Beidaihe Central Experiment Station, Chinese Academy of Fishery Sciences, Qinhuangdao 066100, People's Republic of China.
Brief Bioinform. 2014 Jan;15(1):20-9. doi: 10.1093/bib/bbs062. Epub 2012 Sep 28.
The iteratively reweighted least square (IRLS) method is mostly identical to maximum likelihood (ML) method in terms of parameter estimation and power of quantitative trait locus (QTL) detection. But the IRLS is greatly superior to ML in terms of computing speed and the robustness of parameter estimation. In conjunction with the priors of parameters, ML can analyze multiple QTL model based on Bayesian theory, whereas under a single QTL model, IRLS has very limited statistical power to detect multiple QTLs. In this study, we proposed the iteratively reweighted least absolute shrinkage and selection operator (IRLASSO) for extending IRLS to simultaneously map multiple QTLs. The LASSO with coordinate descent step is employed to efficiently estimate non-zero genetic effect of each locus scanned over entire genome. Simulations demonstrate that IRLASSO has a higher precision of parameter estimation and power to detect QTL than IRLS, and is able to estimate residual variance more accurately than the unweighted LASSO based on LS. Especially, IRLASSO is very fast, usually taking less than five iterations to converge. The barley dataset from the North American Barley Genome Mapping Project is reanalyzed by our proposed method.

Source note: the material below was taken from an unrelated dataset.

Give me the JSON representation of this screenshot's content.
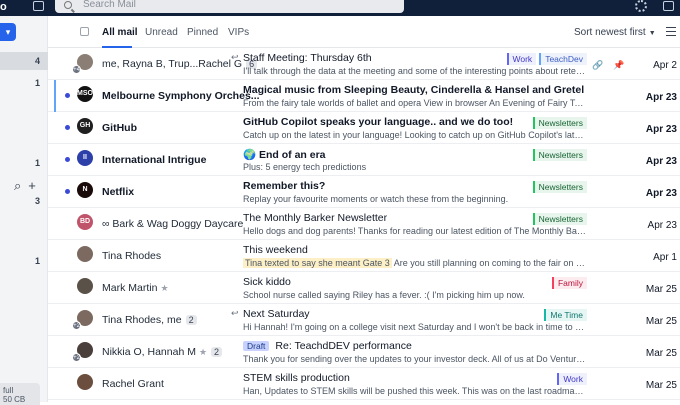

迭代重加权最小二乘法(IRLS)在参数估计和数量性状基因座(QTL)检测能力方面与最大似然(ML)方法基本相同。但在计算速度和参数估计稳健性方面,IRLS 大大优于 ML。结合参数的先验信息,ML 可以基于贝叶斯理论分析多个 QTL 模型,而在单 QTL 模型下,IRLS 检测多个 QTL 的统计能力非常有限。在这项研究中,我们提出了迭代重加权最小绝对收缩和选择算子(IRLASSO),将 IRLS 扩展到同时映射多个 QTL。使用坐标下降步的 LASSO 可以有效地估计整个基因组上扫描的每个位点的非零遗传效应。模拟表明,IRLASSO 比 IRLS 具有更高的参数估计精度和 QTL 检测能力,并且能够比基于 LS 的无权重 LASSO 更准确地估计残差方差。特别是,IRLASSO 非常快,通常只需不到五次迭代即可收敛。通过我们提出的方法对北美大麦基因组图谱计划中的大麦数据集进行了重新分析。